西求女塚古墳は兵庫県の南東部、六甲山系と大阪湾に挟まれた標高6から8mの扇状地上に立地する、古墳時代前期初頭の大型前方後方墳である。古墳の存在は古くから知られており、『万葉集』などでは悲恋伝説の舞台として語り継がれてきた。現在では、市街地の中にある公園として整備されており、市民の憩いの場として利用されている。
 神戸市教育委員会では、昭和60年度から古墳の内容を確認するための発掘調査に着手した。途中、平成7年1月に発生した阪神淡路大震災等により中断した時期はあったが、調査は平成14年度に終了した。

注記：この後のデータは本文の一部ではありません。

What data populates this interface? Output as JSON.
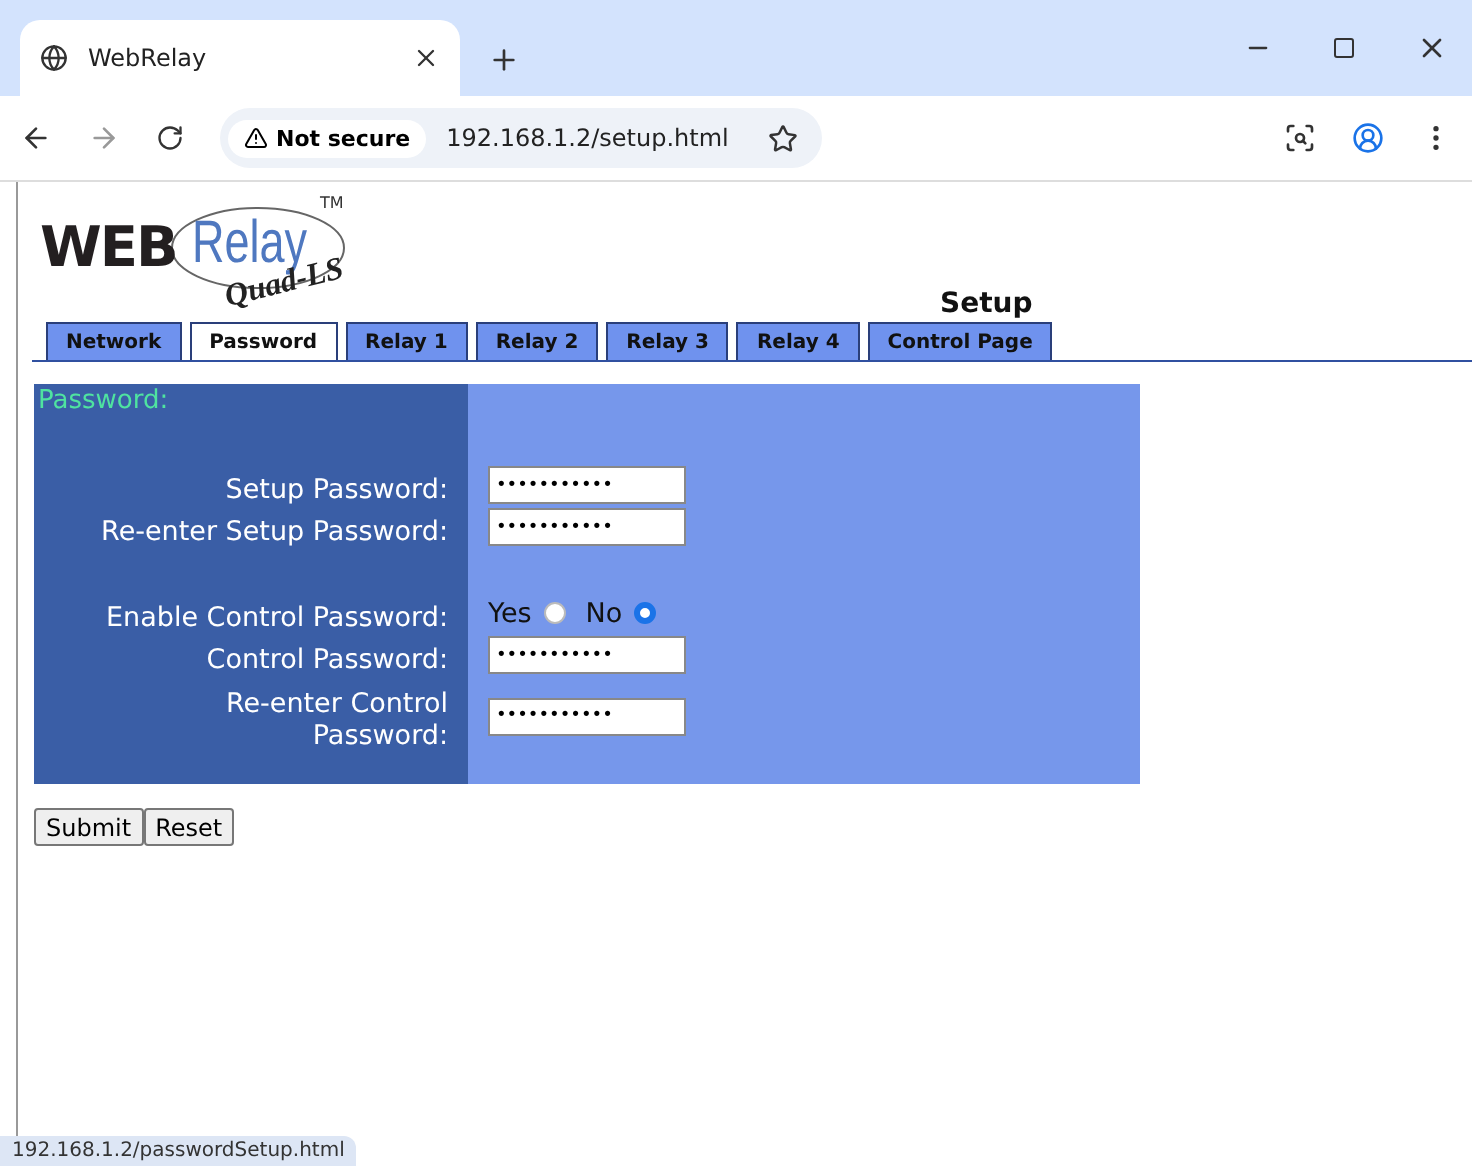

 その結果、慶長元年(1596)に発生した慶長伏見大地震により、墳丘や埋葬施設である竪穴式石室が地滑りや崩落の被害を受けていること、墳丘は前方後方墳であることが判明した。
 古墳の規模は全長98m、後方部長52m、前方部長46m、後方部幅50m、くびれ部幅25m、高さは最大9mで、主軸は東西方向である。前方部には2段以上の段築があり、葺石は基底部付近でわずかに検出された。
 埋葬施設としては、後方部で主軸と直交する南北方向に1基の竪穴式石室が確認された。この石室は、地震による地滑りで全体の3分の1が崩れており旧状は留めていなかったが、南小口から75cmのところで大きな1枚の板石により仕切られ、遺骸の埋葬された北側の主室と副葬品だけが納められた副室からなっていることが判明した。また、石室に使用された石材にはベンガラの上に水銀朱が塗布されていたことも明らかとなった。
 副葬品は、主室から三角縁神獣鏡7面を含む青銅鏡12面、鉄槍2点、短剣4点、小札1点、副室から鉄鏃56点、短剣を含む鉄剣26点以上、鉄刀1点、板状鉄斧3点、袋状鉄斧7点以上、ヤリガンナ8点以上、鉄鑿4点以上、ヤス2点以上並びに紡錘車形石製品1点などがそれぞれ出土した。このほか、後方部の墳頂部を中心に出土した土器に、山陰地域特有の鼓形器台や複合口縁壺などが目立つ点も注目される。
 古墳の築造時期は、三角縁神獣鏡の組み合わせや土器の内容などから、古墳時代前期初頭に位置付けられる。この時期、大陸と近畿地方を結ぶ重要な交通ルート上に当たる瀬戸内海沿岸から淀川流域にかけては、前方後円墳や前方後方墳が点々と築かれた。西求女塚古墳はその一つで、現在、海岸線までの距離は400mであるが、古墳築造当時は100m程度であったと見られ、被葬者は海上交通に関わっていたものと推測される。また、山陰系土器の出土は、この古墳の墳形が前方後方墳であることとともに、被葬者の性格を考える際に重要な視点を提示した。副葬品は三角縁神獣鏡をはじめ豊富で、出現期古墳の副葬品組成を知る貴重な例である。また、石室石材への赤色顔料の塗布や、墳丘から出土した土器の在り方は、当時の葬送儀礼の様相を知ることができる。
 このように、西求女塚古墳は出現期古墳の構造や葬送儀礼、さらにはその時代の社会を知る上で重要であり、史跡に指定し保護を図ろうとするものである。